Lombok Barat (ANTARA) -
Polemik sengketa lahan di Gili Sudak, Lombok Barat, Nusa Tenggara Barat kembali memanas. Rencana eksekusi lahan yang akan segera dilakukan oleh aparat penegak hukum telah memicu beragam reaksi, salah satunya dari kalangan akademisi.
Prof H Djumardin, pakar hukum dari Universitas Mataram, Nusa Tenggara Barat (NTB) secara tegas mendesak agar eksekusi tetap memperhatikan kepastian hukum yang lebih jelas.
Menurutnya, prinsip utama dalam sebuah negara hukum adalah kepastian hukum.
"Hukum selalu bicara kepastian hukum, keadilan dan kemanfaatan," tegasnya.
Namun, ia mengakui bahwa dalam praktiknya, ketiga prinsip ini seringkali sulit diterapkan secara simultan.
Dalam konteks sengketa lahan Gili Sudak, Djumardin menyoroti pentingnya menunggu putusan atas upaya perlawanan hukum yang diajukan oleh pihak yang merasa dirugikan.
"Dong percuma proses peradilan kalau akhirnya eksekusi dilakukan tanpa menunggu putusan dari upaya hukum," ujarnya.
Ia juga menekankan pentingnya dua konsep dalam sengketa tanah, yaitu spesialitas dan publisitas.
Spesialitas mengacu pada kejelasan batas-batas tanah dan siapa pemilik yang sah, sedangkan publisitas berkaitan dengan pengumuman kepemilikan tersebut kepada publik.
"Makanya mengapa di sertifikat selalu di utara kalau ada jalan disebutkan, di timur kalau ada parit disebutkan. di selatan katakan berbatasan dengan tanah adat disebutkan," jelasnya.
Dalam proses peradilan, lanjut Djumardin, kedua konsep tersebut menjadi sangat krusial untuk menentukan siapa yang berhak atas tanah tersebut.
"Sebab, prinsip hukum itu lebih baik membebaskan 100 orang bersalah daripada menghukum satu orang yang tidak bersalah," imbuhnya.

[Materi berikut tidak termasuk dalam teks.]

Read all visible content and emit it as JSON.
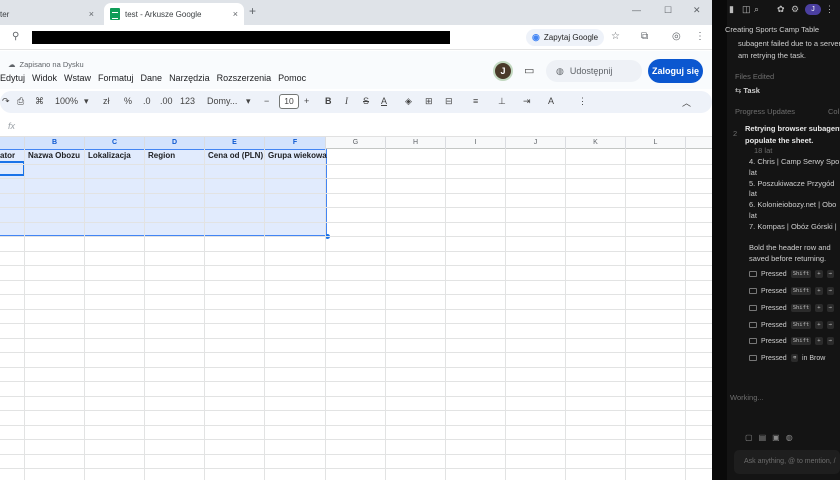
{
  "browser": {
    "tabs": [
      {
        "title": "ter",
        "close": "×"
      },
      {
        "title": "test - Arkusze Google",
        "close": "×"
      }
    ],
    "new_tab": "+",
    "window_controls": [
      "—",
      "☐",
      "✕"
    ],
    "ask_google": "Zapytaj Google"
  },
  "sheets": {
    "save_status": "Zapisano na Dysku",
    "menu": [
      "Edytuj",
      "Widok",
      "Wstaw",
      "Formatuj",
      "Dane",
      "Narzędzia",
      "Rozszerzenia",
      "Pomoc"
    ],
    "avatar_letter": "J",
    "share_label": "Udostępnij",
    "login_label": "Zaloguj się",
    "toolbar": {
      "zoom": "100%",
      "percent": "%",
      "decrease_decimals": ".0",
      "increase_decimals": ".00",
      "number_format": "123",
      "font": "Domy...",
      "font_size": "10",
      "bold": "B",
      "italic": "I",
      "strikethrough": "S",
      "text_color": "A",
      "minus": "−",
      "plus": "+"
    },
    "fx": "fx",
    "columns": [
      {
        "letter": "",
        "header": "ator"
      },
      {
        "letter": "B",
        "header": "Nazwa Obozu"
      },
      {
        "letter": "C",
        "header": "Lokalizacja"
      },
      {
        "letter": "D",
        "header": "Region"
      },
      {
        "letter": "E",
        "header": "Cena od (PLN)"
      },
      {
        "letter": "F",
        "header": "Grupa wiekowa"
      },
      {
        "letter": "G",
        "header": ""
      },
      {
        "letter": "H",
        "header": ""
      },
      {
        "letter": "I",
        "header": ""
      },
      {
        "letter": "J",
        "header": ""
      },
      {
        "letter": "K",
        "header": ""
      },
      {
        "letter": "L",
        "header": ""
      }
    ]
  },
  "agent_panel": {
    "title_line": "Creating Sports Camp Table",
    "subagent_msg_1": "subagent failed due to a server",
    "subagent_msg_2": "am retrying the task.",
    "files_edited_label": "Files Edited",
    "file_task": "Task",
    "progress_label": "Progress Updates",
    "collapse_label": "Col",
    "step_number": "2",
    "step_title_1": "Retrying browser subagent",
    "step_title_2": "populate the sheet.",
    "lines": [
      "18 lat",
      "4. Chris | Camp Serwy Spo",
      "lat",
      "5. Poszukiwacze Przygód",
      "lat",
      "6. Kolonieiobozy.net | Obo",
      "lat",
      "7. Kompas | Obóz Górski |"
    ],
    "instruction_1": "Bold the header row and",
    "instruction_2": "saved before returning.",
    "pressed_rows": [
      {
        "label": "Pressed",
        "keys": [
          "Shift",
          "+",
          "→"
        ]
      },
      {
        "label": "Pressed",
        "keys": [
          "Shift",
          "+",
          "→"
        ]
      },
      {
        "label": "Pressed",
        "keys": [
          "Shift",
          "+",
          "→"
        ]
      },
      {
        "label": "Pressed",
        "keys": [
          "Shift",
          "+",
          "→"
        ]
      },
      {
        "label": "Pressed",
        "keys": [
          "Shift",
          "+",
          "→"
        ]
      },
      {
        "label": "Pressed",
        "keys": [
          "⌫",
          "in Brow"
        ]
      }
    ],
    "working": "Working...",
    "input_placeholder": "Ask anything, @ to mention, /"
  }
}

Selain masalah kepastian hukum, Djumardin juga menyoroti potensi dampak sosial dari eksekusi lahan tersebut.
Ia khawatir eksekusi dapat mengganggu kondusifitas daerah, terutama menjelang peringatan Hari Kemerdekaan RI dan pelaksanaan pilkada serentak.
Awanadhi Aswinabawa, salah satu pihak pelawan dalam sengketa ini, menyatakan kekecewaannya atas rencana eksekusi tersebut.
Menurutnya, upaya perlawanan hukum yang diajukan belum mendapat putusan dari pengadilan.
"Kami mengajukan partij verzert sejak Maret 2024, namun belum ada putusan hingga saat ini. Tapi tiba-tiba akan ada eksekusi," katanya.
Awanadhi juga menunjukkan surat dari Badan Pertanahan Nasional (BPN) Kabupaten Lombok Barat per tanggal 10 Juli 2024, menerangkan bahwa sertifikat lahan di Gili Sudak yang menjadi objek sengketa masih aktif dan belum dilakukan pembatalan.
"Mestinya kalau lahan sengketa itu mau dieksekusi, batalkan dulu sertifikat yang dimiliki oleh pihak yang mengajukan upaya partij verzert di pengadilan," ucapnya.